Tepary bean is a promising crop for semi-arid environments and its tolerance to various stresses, both biotic and abiotic makes it more tolerant to variable climate and of interest as a source of genetic variability for common bean improvement. Limited genomic resources are the main hurdles in the improvement of tepary bean. Therefore, there is a need for the development of resources to carry out genome-wide profiling and trait-specific marker-assisted selection.

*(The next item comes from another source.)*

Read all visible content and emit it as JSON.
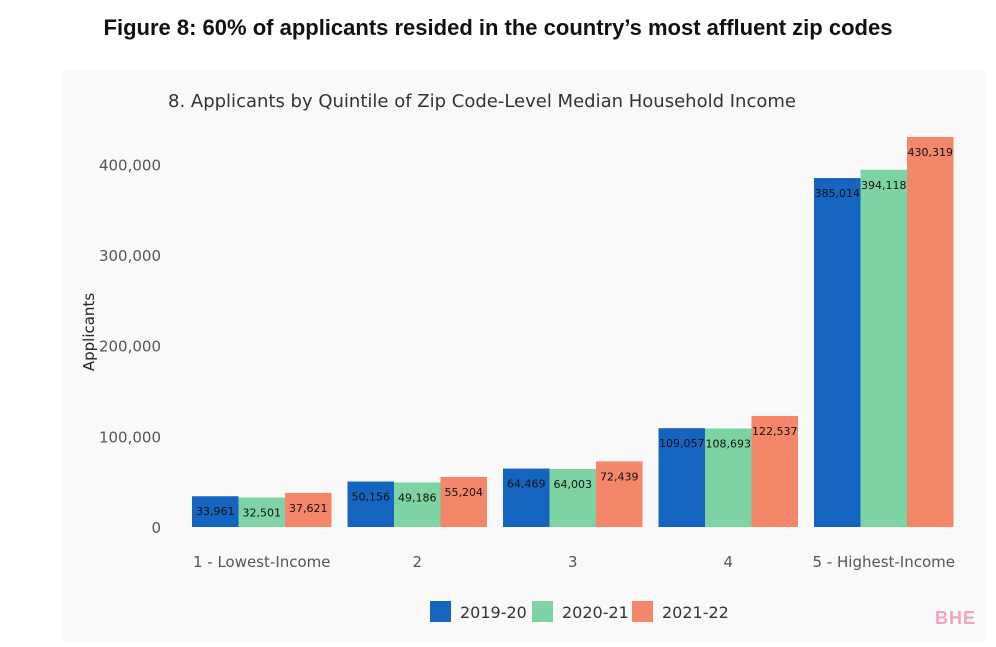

This study provides a large selection of transcript-based SNP markers for use in various applications for both tepary bean and common bean. They will be useful for mapping in both crops and offer the ability to track introgression of segments of one into the other following interspecies hybridization. The strong collinearity observed between the two species suggests it should be possible to introgress some of the beneficial alleles from one into the other with the possible exception of those found in the few rearranged segments on chromosomes 2, 3 and 9. Confirmation of this will be possible through the use of the SNP markers to genotype individuals from intraspecific crosses. Resources for common bean genetic research are much greater than those for tepary bean but it should be possible to leverage information from this fully sequenced species for molecular marker-based breeding and gene discovery in tepary bean.

Data availability

All sequencing and SNP data related to this project are available through the project page on our KnowPulse web portal (http://knowpulse2.usask.ca/portal/project/Phaseolus-vulgaris-454-Sequencing-and-SNP-Discovery-Project). In addition, all sequence data produced from the 454-FLX have been deposited in the NCBI, Sequence Read Archive [GenBank Bioproject ID: PRJNA285249; SRX1047109-SRX1047116].

Ethical standard

The authors declare that the experiments of this study comply with the current laws. We confirm to have the authority to publish this work and that the manuscript has not been published before and is not under consideration for publication elsewhere.